China will base the pace and intensity of monetary policy on the domestic economy and inflation trends in the second half of the year, a central bank official said on Tuesday, following a surprise cut in bank reserves to bolster the economic recovery.
Sun Guofeng, head of the monetary policy department at the People’s Bank of China (PBOC), said China’s policy will prioritise stability and focus on domestic conditions, adding that possible tightening by the U.S. Federal Reserve would have a limited impact on China’s monetary policy.
“It’s normal for the United States and China to have different operations of their monetary policy,” Sun said.
“China’s stance of prudent monetary policy has not been altered.”

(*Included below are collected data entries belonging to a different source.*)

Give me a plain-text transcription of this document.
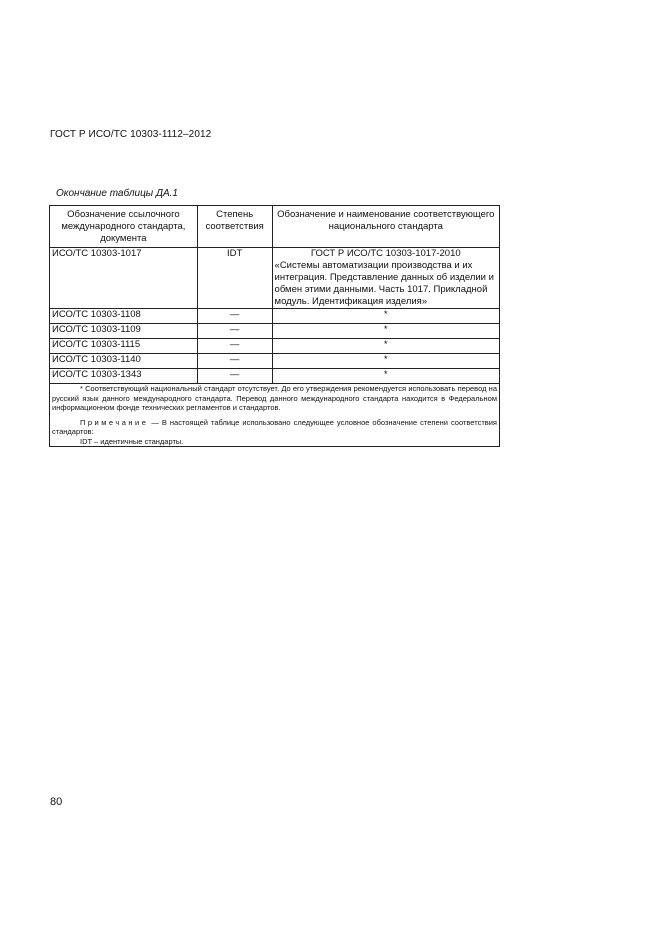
ГОСТ Р ИСО/ТС 10303-1112–2012
Окончание таблицы ДА.1
Обозначение ссылочного международного стандарта, документа	Степень соответствия	Обозначение и наименование соответствующего национального стандарта
ИСО/ТС 10303-1017	IDT	ГОСТ Р ИСО/ТС 10303-1017-2010
«Системы автоматизации производства и их интеграция. Представление данных об изделии и обмен этими данными. Часть 1017. Прикладной модуль. Идентификация изделия»

ИСО/ТС 10303-1108	—	*
ИСО/ТС 10303-1109	—	*
ИСО/ТС 10303-1115	—	*
ИСО/ТС 10303-1140	—	*
ИСО/ТС 10303-1343	—	*

* Соответствующий национальный стандарт отсутствует. До его утверждения рекомендуется использовать перевод на русский язык данного международного стандарта. Перевод данного международного стандарта находится в Федеральном информационном фонде технических регламентов и стандартов.

Примечание — В настоящей таблице использовано следующее условное обозначение степени соответствия стандартов:

IDT – идентичные стандарты.		

80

The PBOC announced on Friday it would cut the amount of cash banks must hold as reserves, releasing around 1 trillion yuan ($154.67 billion) in long-term liquidity to underpin its post-COVID economic recovery that is starting to lose momentum.
The PBOC last cut the RRR in April last year, when the Chinese economy was still badly affected by the coronavirus crisis.
Small firms are bearing the brunt of a recent surge in raw material prices as they are unable to pass on the higher costs to consumers.
The producer price index (PPI), which is already near its highest in more than a decade, is likely to continue to hover at an elevated level in the third quarter, before falling back in the fourth quarter and next year, Sun said.